国が建物を私人に売却する場合で、アスベスト使用の有無と種類を知り得ているときは、これを物件調書に記載して買主に通知する義務があるとした事例(松江地方裁判所平成30年(ワ)第100号事件、和解)

弁護士(島根) 田上尚志

事案の概要

 本件は、国が国有財産たる建物(以下「本件建物」という)に飛散性アスベストが使用されていることを知りながら、その事実を原告に秘匿したまま当該建物の原告に売却したため、予想外の飛散性アスベスト撤去費用の負担を強いられた原告が、当該飛散性アスベスト撤去費用相当額の損害を被ったとして、国を相手取って損害賠償を請求した事案である。

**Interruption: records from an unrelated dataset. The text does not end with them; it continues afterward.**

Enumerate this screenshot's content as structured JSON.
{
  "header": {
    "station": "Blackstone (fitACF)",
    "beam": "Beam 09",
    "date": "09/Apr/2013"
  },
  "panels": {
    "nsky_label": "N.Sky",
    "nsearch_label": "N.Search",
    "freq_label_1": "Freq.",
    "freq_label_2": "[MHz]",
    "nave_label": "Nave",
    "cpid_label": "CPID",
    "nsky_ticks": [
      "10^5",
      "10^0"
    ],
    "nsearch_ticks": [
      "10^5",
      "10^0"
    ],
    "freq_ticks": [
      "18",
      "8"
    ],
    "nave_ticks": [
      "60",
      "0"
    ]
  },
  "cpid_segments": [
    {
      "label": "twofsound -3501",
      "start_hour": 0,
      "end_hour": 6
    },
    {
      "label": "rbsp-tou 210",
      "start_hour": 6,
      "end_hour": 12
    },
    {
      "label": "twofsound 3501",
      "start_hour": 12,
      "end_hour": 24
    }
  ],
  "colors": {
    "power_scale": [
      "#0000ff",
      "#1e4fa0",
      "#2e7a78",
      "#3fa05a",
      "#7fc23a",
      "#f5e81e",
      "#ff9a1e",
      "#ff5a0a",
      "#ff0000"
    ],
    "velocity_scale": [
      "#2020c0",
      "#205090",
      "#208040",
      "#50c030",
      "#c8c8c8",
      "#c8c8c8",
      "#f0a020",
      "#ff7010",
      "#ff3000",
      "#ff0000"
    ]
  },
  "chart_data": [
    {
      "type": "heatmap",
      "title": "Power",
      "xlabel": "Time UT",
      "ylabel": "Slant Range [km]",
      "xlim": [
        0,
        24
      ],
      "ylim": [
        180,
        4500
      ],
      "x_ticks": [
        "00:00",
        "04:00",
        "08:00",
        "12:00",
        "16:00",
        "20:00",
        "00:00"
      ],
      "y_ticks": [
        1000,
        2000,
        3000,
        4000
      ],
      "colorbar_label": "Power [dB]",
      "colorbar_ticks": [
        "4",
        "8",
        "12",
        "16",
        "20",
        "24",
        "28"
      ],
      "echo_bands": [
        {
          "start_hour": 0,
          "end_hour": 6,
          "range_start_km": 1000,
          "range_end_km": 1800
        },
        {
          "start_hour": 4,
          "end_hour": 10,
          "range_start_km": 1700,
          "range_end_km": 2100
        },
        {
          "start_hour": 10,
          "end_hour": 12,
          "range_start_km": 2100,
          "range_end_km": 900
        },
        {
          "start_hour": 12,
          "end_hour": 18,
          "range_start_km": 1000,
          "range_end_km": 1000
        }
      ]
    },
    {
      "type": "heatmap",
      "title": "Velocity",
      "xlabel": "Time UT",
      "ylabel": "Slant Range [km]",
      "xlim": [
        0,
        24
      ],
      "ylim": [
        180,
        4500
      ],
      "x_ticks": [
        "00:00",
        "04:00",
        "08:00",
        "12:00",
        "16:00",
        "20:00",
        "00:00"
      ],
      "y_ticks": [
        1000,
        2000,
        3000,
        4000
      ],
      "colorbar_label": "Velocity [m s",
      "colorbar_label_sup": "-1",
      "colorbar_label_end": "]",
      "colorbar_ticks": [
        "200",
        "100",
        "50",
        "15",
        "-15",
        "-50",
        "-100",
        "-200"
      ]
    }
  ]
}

 ここでアスベストとは、天然に産出する繊維状ケイ酸塩鉱物の総称であり、蛇紋石系のクリソタイル(白石綿)と角閃石系のクロシドライト(青石綿)、アモサイト(茶石綿)、アンソフィライト、トレモライト、アクチノライトの6種類がある1。安価であり、かつ耐火性、断熱性、防音性、絶縁性など多様な機能を有していることから、かつては耐火・断熱・防音等の目的で、建築物(ビル、学校・病院、工場、一般住宅など)や工作物(駐車場、プラットホーム、変電施設など)に大量に使用されてきた1・2

 しかし、じん肺、肺がん、中皮腫といった重篤な疾病の原因となるため、平成24年3月からその使用が全面的に禁止されている。